George: Chegou uma hora, provavelmente na época do Sgt. Pepper's (talvez por isso eu não tenho curtido ele tanto assim), em que Paul tinha uma idéia fixa sobre como gravar suas músicas. Ele não estava aberto a sugestões de mais ninguém. John sempre foi muito mais aberto quando o assunto era tocar uma de suas canções. Isso levou às situações mais inusitadas. Eu abria o case da minha guitarra e Paul dizia 'não, não vamos fazer isso ainda. Vamos fazer uma pista de piano com Ringo, e depois faremos isso'. Chegou a um ponto em que havia muito pouco a fazer, a não ser ficar sentado lá ouvindo-o cantar 'Fixing a hole' com Ringo mantendo o tempo. Aí ele adicionava o baixo e tudo o mais. A coisa se tornou sufocante. No 'Let It Be' deveríamos nos livrar desse tipo de gravação; voltamos a tocar juntos. Mas ainda era mesma situação, em que ele já tinha na cabeça o que queria. Paul não queria que ninguém tocasse em suas músicas até ele decidir como deveria ser. Para mim foi algo como 'o que estou fazendo aqui? Isto é doloroso!'.

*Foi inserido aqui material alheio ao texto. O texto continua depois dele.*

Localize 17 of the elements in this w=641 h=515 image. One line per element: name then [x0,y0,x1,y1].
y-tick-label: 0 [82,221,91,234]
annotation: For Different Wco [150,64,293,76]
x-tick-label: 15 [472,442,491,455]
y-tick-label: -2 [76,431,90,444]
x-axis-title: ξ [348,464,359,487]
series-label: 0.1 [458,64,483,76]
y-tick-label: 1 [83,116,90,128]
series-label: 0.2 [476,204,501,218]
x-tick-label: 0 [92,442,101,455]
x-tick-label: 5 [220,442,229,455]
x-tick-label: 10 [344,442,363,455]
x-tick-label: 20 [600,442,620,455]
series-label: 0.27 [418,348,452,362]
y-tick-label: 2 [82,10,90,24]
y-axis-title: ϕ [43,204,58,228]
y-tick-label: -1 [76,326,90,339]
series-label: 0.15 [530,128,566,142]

Paul: Depois que George foi embora tivemos uma reunião na casa do John, e acho que seu primeiro comentário foi 'vamos colocar o Eric [Clapton]'. Eu disse 'não!'. Acho que John estava meio que brincando. Pensamos 'não, espere um minuto. George saiu e não pode ser assim - não é bom o suficiente. George saiu porque sentia que que estavam dizendo-lhe o que fazer (acho que foi esse o motivo). Ringo tinha saído antes porque não achava que gostássemos dele como baterista. Essa não foi tão difícil de resolver como talvez tenha sido o lance do George. Ao mesmo tempo, John estava procurando se esquivar da situação. Acho que todos sentiámos que algumas rachaduras estavam aparecendo no edifício.

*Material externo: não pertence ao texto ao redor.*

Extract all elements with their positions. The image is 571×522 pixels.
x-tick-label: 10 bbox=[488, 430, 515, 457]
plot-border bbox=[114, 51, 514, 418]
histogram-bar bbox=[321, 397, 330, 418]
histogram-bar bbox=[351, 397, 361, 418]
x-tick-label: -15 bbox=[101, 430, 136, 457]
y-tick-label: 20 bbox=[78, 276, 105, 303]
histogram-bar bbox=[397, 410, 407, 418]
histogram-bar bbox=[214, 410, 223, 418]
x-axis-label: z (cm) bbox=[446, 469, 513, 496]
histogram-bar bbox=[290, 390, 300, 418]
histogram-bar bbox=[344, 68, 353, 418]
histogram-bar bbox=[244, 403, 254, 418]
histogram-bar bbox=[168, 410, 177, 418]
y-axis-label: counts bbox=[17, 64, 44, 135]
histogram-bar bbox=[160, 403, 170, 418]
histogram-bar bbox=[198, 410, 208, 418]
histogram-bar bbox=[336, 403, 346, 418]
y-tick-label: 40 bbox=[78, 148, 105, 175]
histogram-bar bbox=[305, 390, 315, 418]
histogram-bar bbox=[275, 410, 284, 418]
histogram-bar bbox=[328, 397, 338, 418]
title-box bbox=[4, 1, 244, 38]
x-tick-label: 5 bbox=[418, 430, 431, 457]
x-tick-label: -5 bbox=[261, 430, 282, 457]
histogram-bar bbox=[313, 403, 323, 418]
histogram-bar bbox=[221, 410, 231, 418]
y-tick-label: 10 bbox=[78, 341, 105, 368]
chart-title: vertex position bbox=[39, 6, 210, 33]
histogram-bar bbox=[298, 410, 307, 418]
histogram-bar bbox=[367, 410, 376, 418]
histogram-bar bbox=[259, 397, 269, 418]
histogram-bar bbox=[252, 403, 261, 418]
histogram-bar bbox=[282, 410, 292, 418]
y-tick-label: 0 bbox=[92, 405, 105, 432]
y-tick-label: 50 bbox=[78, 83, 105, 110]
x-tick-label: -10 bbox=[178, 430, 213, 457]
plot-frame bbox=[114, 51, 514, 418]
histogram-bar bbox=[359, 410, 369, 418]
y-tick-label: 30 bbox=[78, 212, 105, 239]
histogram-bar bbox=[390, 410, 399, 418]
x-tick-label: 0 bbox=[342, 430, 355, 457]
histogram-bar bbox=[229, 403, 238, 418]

John: Quando os Beatles chegaram a seu auge, estávamos diminuindo uns aos outros. Limitávamos nossa capacidade de compor e tocar ao termos que encaixar tudo em algum tipo de formato. Por isso aconteceram os problemas. Quando chegamos ao 'Let It Be', não conseguíamos mais jogar o jogo. Podíamos enxergar as disposições uns dos outros, e logo ficou desconfortável, porque até ali acreditávamos intensamente naquilo que fazíamos e no que lançávamos. Tudo tinha que estar na medida. De repente não acreditávamos mais. Chegamos a um ponto onde não existia mais magia criativa.